Este popular alimento surgió en una zona de los Andes bolivianos y argentinos de la hibridación de dos especies salvajes hace unos 10.000 años.

El cacahuete o maní (Arachis hypogaea) es uno de los frutos secos más consumidos en el mundo. Perteneciente a la familia de las legumbres, procede, como todos los cultivos domesticados por los humanos, de ancestros salvajes. En este caso, de la hibridación de dos vegetales andinos que los investigadores parecen haber identificado sin género de dudas. 

El estudio, realizado por investigadores de la Universidad de Georgia y respaldado por la Iniciativa Internacional del Genoma del Cacahuete (IPGI, por sus siglas en inglés), ha puesto el foco en dos especies silvestres recolectadas hace décadas: Arachis duranensis y Arachis ipaniensis. La secuenciación genética arroja una coincidencia casi total con los llamados subgenomas A y B del maní actual

Lo intrigante era que la población de A. ipaensis, localizada en 1971, era muy pequeña y estaba muy aislada: sus parientes más cercanos crecían cientos de kilómetros al norte. Aquí había un misterio. Los científicos rastrearon toda la documentación botánica a su alcance,  los vestigios de movimientos de los cazadores de recolectores-recolectores y el ADN molecular de los vegetales.

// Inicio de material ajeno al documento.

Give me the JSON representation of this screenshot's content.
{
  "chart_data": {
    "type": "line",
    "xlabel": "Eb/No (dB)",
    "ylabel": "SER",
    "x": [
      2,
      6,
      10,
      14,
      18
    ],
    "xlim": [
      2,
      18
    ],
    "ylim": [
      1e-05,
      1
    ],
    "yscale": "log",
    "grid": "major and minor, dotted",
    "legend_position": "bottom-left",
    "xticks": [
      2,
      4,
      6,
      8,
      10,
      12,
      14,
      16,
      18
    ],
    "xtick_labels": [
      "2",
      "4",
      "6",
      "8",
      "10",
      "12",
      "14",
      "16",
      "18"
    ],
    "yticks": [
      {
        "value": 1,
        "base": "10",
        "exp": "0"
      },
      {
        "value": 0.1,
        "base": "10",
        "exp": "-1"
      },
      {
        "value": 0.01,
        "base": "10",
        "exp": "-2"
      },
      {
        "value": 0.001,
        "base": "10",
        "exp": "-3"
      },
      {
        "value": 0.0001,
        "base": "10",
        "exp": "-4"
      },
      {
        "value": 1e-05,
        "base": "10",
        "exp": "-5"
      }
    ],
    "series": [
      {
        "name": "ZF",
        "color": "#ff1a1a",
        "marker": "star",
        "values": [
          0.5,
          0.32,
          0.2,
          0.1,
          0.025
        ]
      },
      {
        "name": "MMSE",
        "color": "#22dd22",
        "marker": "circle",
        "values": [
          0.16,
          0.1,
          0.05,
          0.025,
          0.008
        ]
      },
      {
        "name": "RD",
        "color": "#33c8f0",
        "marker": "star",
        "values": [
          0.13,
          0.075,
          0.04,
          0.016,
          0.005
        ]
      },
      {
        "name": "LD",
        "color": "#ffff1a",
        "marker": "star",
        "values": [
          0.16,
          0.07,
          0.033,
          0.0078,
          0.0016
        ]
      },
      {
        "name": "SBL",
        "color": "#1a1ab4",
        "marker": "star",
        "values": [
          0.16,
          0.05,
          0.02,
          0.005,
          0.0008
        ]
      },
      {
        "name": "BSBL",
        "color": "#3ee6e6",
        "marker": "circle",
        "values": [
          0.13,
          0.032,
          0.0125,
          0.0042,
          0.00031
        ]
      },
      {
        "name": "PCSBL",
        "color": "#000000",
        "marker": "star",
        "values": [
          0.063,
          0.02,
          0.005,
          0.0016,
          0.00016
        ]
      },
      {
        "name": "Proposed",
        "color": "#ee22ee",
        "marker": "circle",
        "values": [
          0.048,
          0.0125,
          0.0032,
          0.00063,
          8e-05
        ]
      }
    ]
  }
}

Así llegaron a la conclusión que las semillas de A. ipaensis habían sido trasladadas a aquellas tierras boscosas de los Andes bolivianos y argentinos hace unos 10.000 años. Ese era el lugar donde coincidían los orígenes de los genomas A y B, y donde habría empezado la hibridación que dio lugar al cacahuete moderno, probablemente con la ayuda de las abejas locales.

Y además, en esa zona también se han descubierto los primeros vestigios de cultivos de maní en Sudamérica. Todo encajaba.